[cfe-dev] [LLVMdev] Function-level metadata for OpenCL (was Re: OpenCL support)

Tue Jan 4 11:59:19 PST 2011


> -----Original Message-----
> From: Peter Collingbourne [mailto:peter at pcc.me.uk]
> Sent: Tuesday, January 04, 2011 11:51 AM
> To: Villmow, Micah
> Cc: Anton Lokhmotov; cfe-dev at cs.uiuc.edu; llvmdev at cs.uiuc.edu
> Subject: Re: [LLVMdev] Function-level metadata for OpenCL (was Re:
> OpenCL support)
> 
> On Mon, Jan 03, 2011 at 12:52:02PM -0600, Villmow, Micah wrote:
> > Sorry for the late reply, as I have been on vacation for awhile.
> >
> > One method which I haven't seen mentioned is to separate out the
> kernel semantics from the function definition.
> >
> > All the kernel attribute does is specify that this function is an
> entry point to the device from the host. So, why not just create a
> separate entry point that is only callable by the host and everything
> from the device goes to the original entry point.
> >
> > For example, you have two functions and one calls the other:
> >
> > kernel foo() {
> > }
> > kernel bar() {
> >   foo();
> > }
> >
> > If you separate kernel function from the function body, then handling
> this becomes easy.
> >
> > You end up with four functions:
> >
> > kernel foo_kernel() {
> >  foo();
> > }
> >
> > foo() {
> > }
> >
> > kernel bar_kernel() {
> >  bar();
> > }
> >
> > bar(){
> >  foo();
> > }
> >
> > Then the issue is no longer a compilation problem, but just an entry
> point runtime issue.
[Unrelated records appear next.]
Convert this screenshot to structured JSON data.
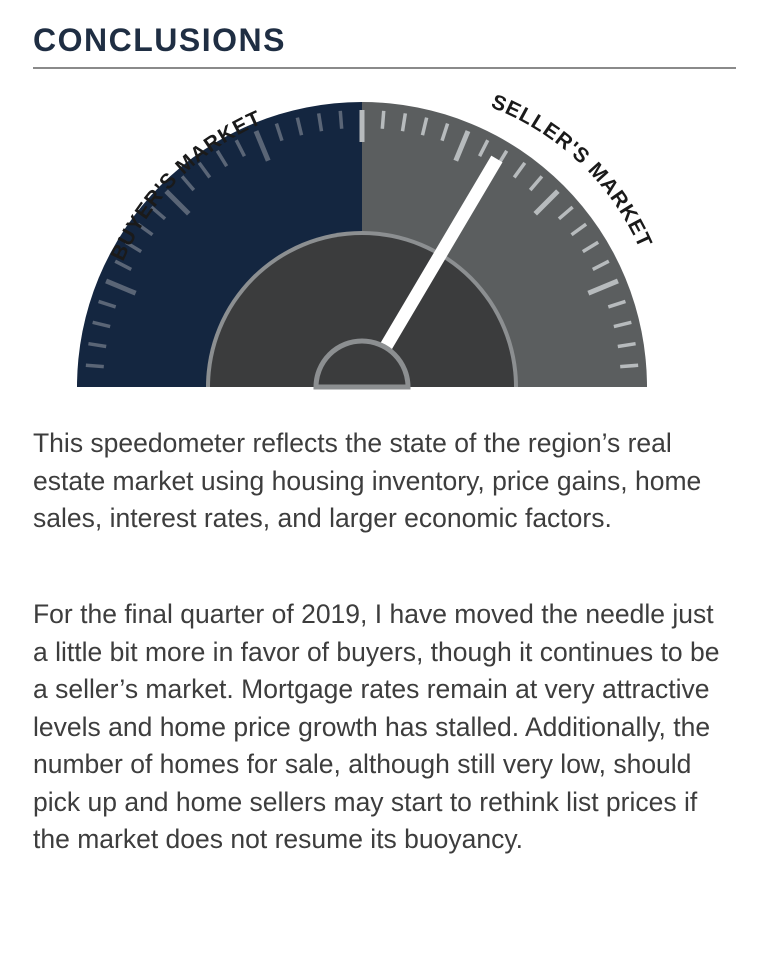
{
  "heading": "CONCLUSIONS",
  "gauge": {
    "left_label": "BUYER'S MARKET",
    "right_label": "SELLER'S MARKET",
    "needle_level": 0.67,
    "colors": {
      "buyer": "#142640",
      "seller": "#5b5e5f",
      "hub": "#3b3c3d",
      "ring": "#8c8f91",
      "tick_light": "#b7bbbd",
      "tick_dark": "#5a6576",
      "needle": "#ffffff"
    }
  },
  "paragraphs": [
    "This speedometer reflects the state of the region’s real estate market using housing inventory, price gains, home sales, interest rates, and larger economic factors.",
    "For the final quarter of 2019, I have moved the needle just a little bit more in favor of buyers, though it continues to be a seller’s market. Mortgage rates remain at very attractive levels and home price growth has stalled. Additionally, the number of homes for sale, although still very low, should pick up and home sellers may start to rethink list prices if the market does not resume its buoyancy."
  ]
}
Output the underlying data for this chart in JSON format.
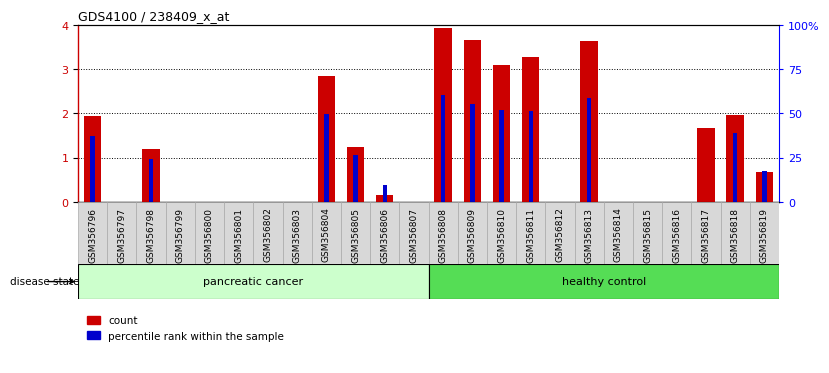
{
  "title": "GDS4100 / 238409_x_at",
  "samples": [
    "GSM356796",
    "GSM356797",
    "GSM356798",
    "GSM356799",
    "GSM356800",
    "GSM356801",
    "GSM356802",
    "GSM356803",
    "GSM356804",
    "GSM356805",
    "GSM356806",
    "GSM356807",
    "GSM356808",
    "GSM356809",
    "GSM356810",
    "GSM356811",
    "GSM356812",
    "GSM356813",
    "GSM356814",
    "GSM356815",
    "GSM356816",
    "GSM356817",
    "GSM356818",
    "GSM356819"
  ],
  "count_values": [
    1.95,
    0.0,
    1.2,
    0.0,
    0.0,
    0.0,
    0.0,
    0.0,
    2.85,
    1.25,
    0.15,
    0.0,
    3.92,
    3.65,
    3.1,
    3.28,
    0.0,
    3.63,
    0.0,
    0.0,
    0.0,
    1.68,
    1.97,
    0.68
  ],
  "percentile_values": [
    1.48,
    0.0,
    0.98,
    0.0,
    0.0,
    0.0,
    0.0,
    0.0,
    1.98,
    1.05,
    0.38,
    0.0,
    2.42,
    2.22,
    2.08,
    2.05,
    0.0,
    2.35,
    0.0,
    0.0,
    0.0,
    0.0,
    1.55,
    0.7
  ],
  "group1_label": "pancreatic cancer",
  "group2_label": "healthy control",
  "group1_count": 12,
  "group2_count": 12,
  "disease_state_label": "disease state",
  "legend_count": "count",
  "legend_percentile": "percentile rank within the sample",
  "ylim_left": [
    0,
    4
  ],
  "ylim_right": [
    0,
    100
  ],
  "yticks_left": [
    0,
    1,
    2,
    3,
    4
  ],
  "yticks_right": [
    0,
    25,
    50,
    75,
    100
  ],
  "ytick_labels_right": [
    "0",
    "25",
    "50",
    "75",
    "100%"
  ],
  "bar_color_count": "#cc0000",
  "bar_color_percentile": "#0000cc",
  "group1_bg": "#ccffcc",
  "group2_bg": "#55dd55",
  "chart_bg": "#ffffff",
  "tick_bg": "#d8d8d8",
  "grid_color": "#000000",
  "bar_width": 0.6,
  "blue_bar_width": 0.15
}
Instead of calling foo(), the runtime just calls
> foo_kernel() which handles all of the kernel setup issues and then
> calls the function body itself.
> >
> > This removes the need to have any metadata nodes in the IR and allows
> the kernel function to handle any setup issues for the specific device
> such as __local's, id/group calculations, memory offsets, etc...
> without having to impact the performance of a kernel calling another
> kernel.
> 
> I like this idea.  I think that the entry point should keep its
> original name though, while we rename the body, because the fact that
> we factor out the function body seems like an implementation detail.
> 
[Villmow, Micah] Well, if the entry point keeps its same name, and the body is renamed, then all of the call sites must also be modified to point to the body and not the entry point. Either way is fine, as long as it is something that I think everyone can agree with.
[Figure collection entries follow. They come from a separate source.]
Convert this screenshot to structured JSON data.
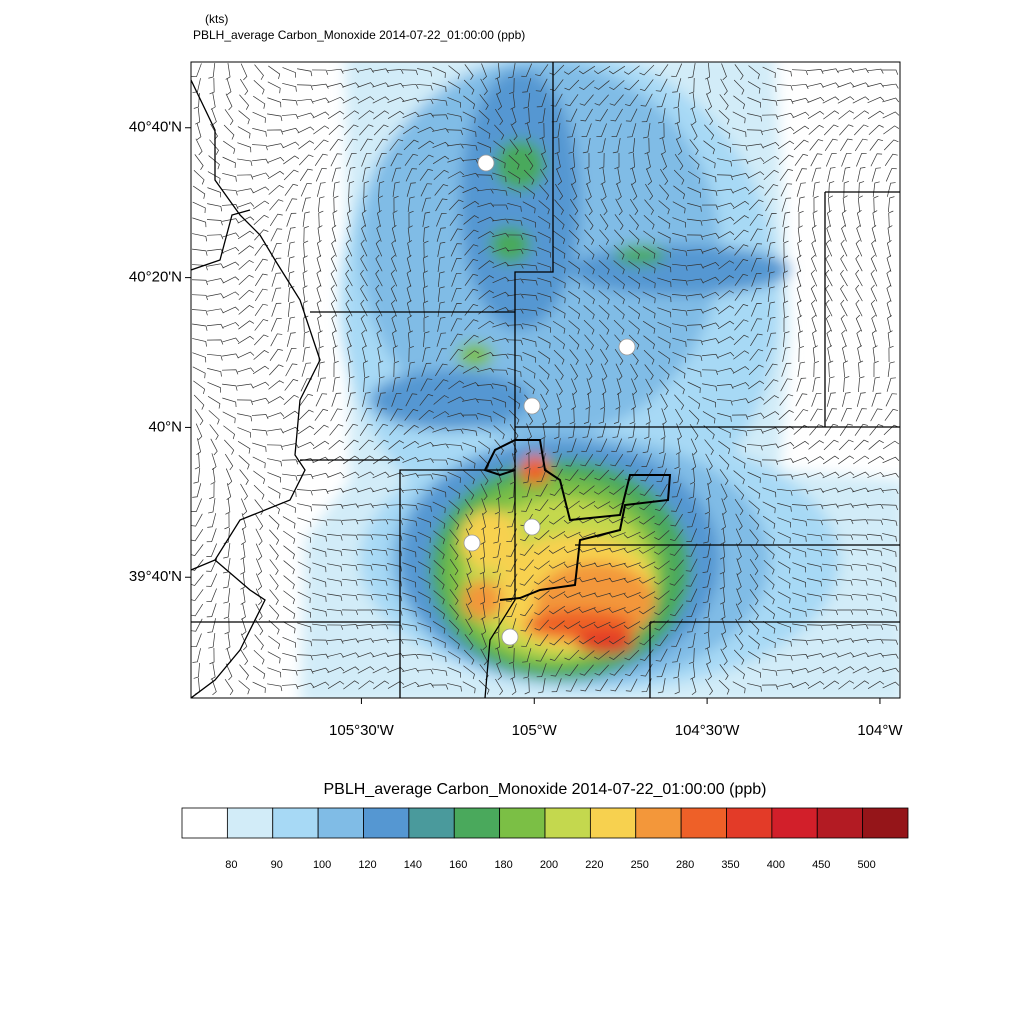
{
  "header": {
    "units": "(kts)",
    "title": "PBLH_average Carbon_Monoxide   2014-07-22_01:00:00   (ppb)"
  },
  "map": {
    "xlim": [
      -105.993,
      -103.942
    ],
    "ylim": [
      39.398,
      40.813
    ],
    "lat_ticks": [
      {
        "value": 40.6667,
        "label": "40°40'N"
      },
      {
        "value": 40.3333,
        "label": "40°20'N"
      },
      {
        "value": 40,
        "label": "40°N"
      },
      {
        "value": 39.6667,
        "label": "39°40'N"
      }
    ],
    "lon_ticks": [
      {
        "value": -105.5,
        "label": "105°30'W"
      },
      {
        "value": -105,
        "label": "105°W"
      },
      {
        "value": -104.5,
        "label": "104°30'W"
      },
      {
        "value": -104,
        "label": "104°W"
      }
    ]
  },
  "colorbar": {
    "title": "PBLH_average Carbon_Monoxide   2014-07-22_01:00:00  (ppb)",
    "levels": [
      80,
      90,
      100,
      120,
      140,
      160,
      180,
      200,
      220,
      250,
      280,
      350,
      400,
      450,
      500
    ],
    "colors": [
      "#ffffff",
      "#d2ecf8",
      "#a7d9f5",
      "#80bce6",
      "#5597d2",
      "#4a9a9c",
      "#4aa95c",
      "#7bbf45",
      "#c4d84e",
      "#f7d14f",
      "#f3973a",
      "#ee6028",
      "#e33b28",
      "#d21f2a",
      "#b31b23",
      "#951519"
    ]
  }
}
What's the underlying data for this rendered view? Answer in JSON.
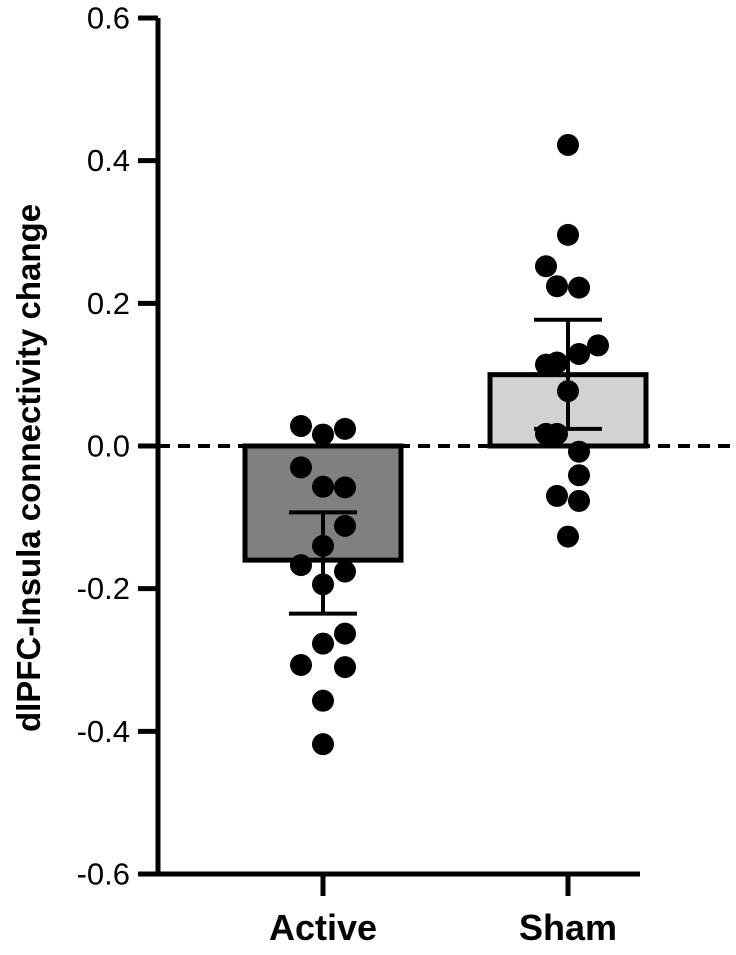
{
  "chart_data": {
    "type": "bar",
    "title": "",
    "xlabel": "",
    "ylabel": "dlPFC-Insula connectivity change",
    "ylim": [
      -0.6,
      0.6
    ],
    "yticks": [
      0.6,
      0.4,
      0.2,
      0.0,
      -0.2,
      -0.4,
      -0.6
    ],
    "ytick_labels": [
      "0.6",
      "0.4",
      "0.2",
      "0.0",
      "-0.2",
      "-0.4",
      "-0.6"
    ],
    "grid": false,
    "legend": "none",
    "zero_line": "dashed",
    "categories": [
      "Active",
      "Sham"
    ],
    "values": [
      -0.16,
      0.1
    ],
    "error": [
      {
        "low": -0.235,
        "high": -0.093
      },
      {
        "low": 0.024,
        "high": 0.177
      }
    ],
    "colors": [
      "#808080",
      "#d3d3d3"
    ],
    "points": [
      [
        {
          "x": -0.22,
          "y": 0.028
        },
        {
          "x": -0.22,
          "y": -0.03
        },
        {
          "x": -0.22,
          "y": -0.167
        },
        {
          "x": -0.22,
          "y": -0.307
        },
        {
          "x": 0.0,
          "y": 0.016
        },
        {
          "x": 0.0,
          "y": -0.057
        },
        {
          "x": 0.0,
          "y": -0.14
        },
        {
          "x": 0.0,
          "y": -0.194
        },
        {
          "x": 0.0,
          "y": -0.277
        },
        {
          "x": 0.0,
          "y": -0.357
        },
        {
          "x": 0.0,
          "y": -0.418
        },
        {
          "x": 0.22,
          "y": 0.024
        },
        {
          "x": 0.22,
          "y": -0.058
        },
        {
          "x": 0.22,
          "y": -0.112
        },
        {
          "x": 0.22,
          "y": -0.176
        },
        {
          "x": 0.22,
          "y": -0.263
        },
        {
          "x": 0.22,
          "y": -0.31
        }
      ],
      [
        {
          "x": -0.22,
          "y": 0.252
        },
        {
          "x": -0.22,
          "y": 0.114
        },
        {
          "x": -0.22,
          "y": 0.017
        },
        {
          "x": -0.11,
          "y": 0.224
        },
        {
          "x": -0.11,
          "y": 0.117
        },
        {
          "x": -0.11,
          "y": -0.07
        },
        {
          "x": -0.11,
          "y": 0.017
        },
        {
          "x": 0.0,
          "y": 0.422
        },
        {
          "x": 0.0,
          "y": 0.296
        },
        {
          "x": 0.0,
          "y": 0.077
        },
        {
          "x": 0.0,
          "y": -0.127
        },
        {
          "x": 0.11,
          "y": 0.222
        },
        {
          "x": 0.11,
          "y": 0.129
        },
        {
          "x": 0.11,
          "y": -0.008
        },
        {
          "x": 0.11,
          "y": -0.041
        },
        {
          "x": 0.11,
          "y": -0.077
        },
        {
          "x": 0.3,
          "y": 0.141
        }
      ]
    ]
  }
}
> To a certain extent it also removes the need to attach metadata for
> reqd_work_group_size etc at the function level (if required by the
> target), since this information can be attached to intrinsic calls
> within the entry point.  Example:
> 
> define void @foo() nounwind {
> entry:
>   call void @llvm.opencl.reqd.work.group.size(i32 4, i32 1, i32 1)
>   ; .. other setup ..
>   call void @foo_kernel()
>   ret void
> }
> 
> define internal void @foo_kernel() nounwind {
>   ; ... body ...
> }
> 
> These intrinsics wouldn't necessarily expand to target code directly,
> but would be used to generate something appropriate for the target in
> a similar fashion to the debug metadata intrinsics.  Also, by keeping
> the metadata in the entry point we guarantee that no more than one
> intrinsic call may appear within a function even if the inliner
> is used, allowing code generators to simply search for uses of the
> @llvm.opencl.reqd.work.group.size (or whatever) intrinsic to create
> a mapping from functions to attributes.
> 
[Villmow, Micah] Have you had any thoughts about bringing this up with Khronos about standardizing some of these ideas/conventions between the multiple vendors that are using LLVM for their OpenCL implementations?
> Thanks,
> --
> Peter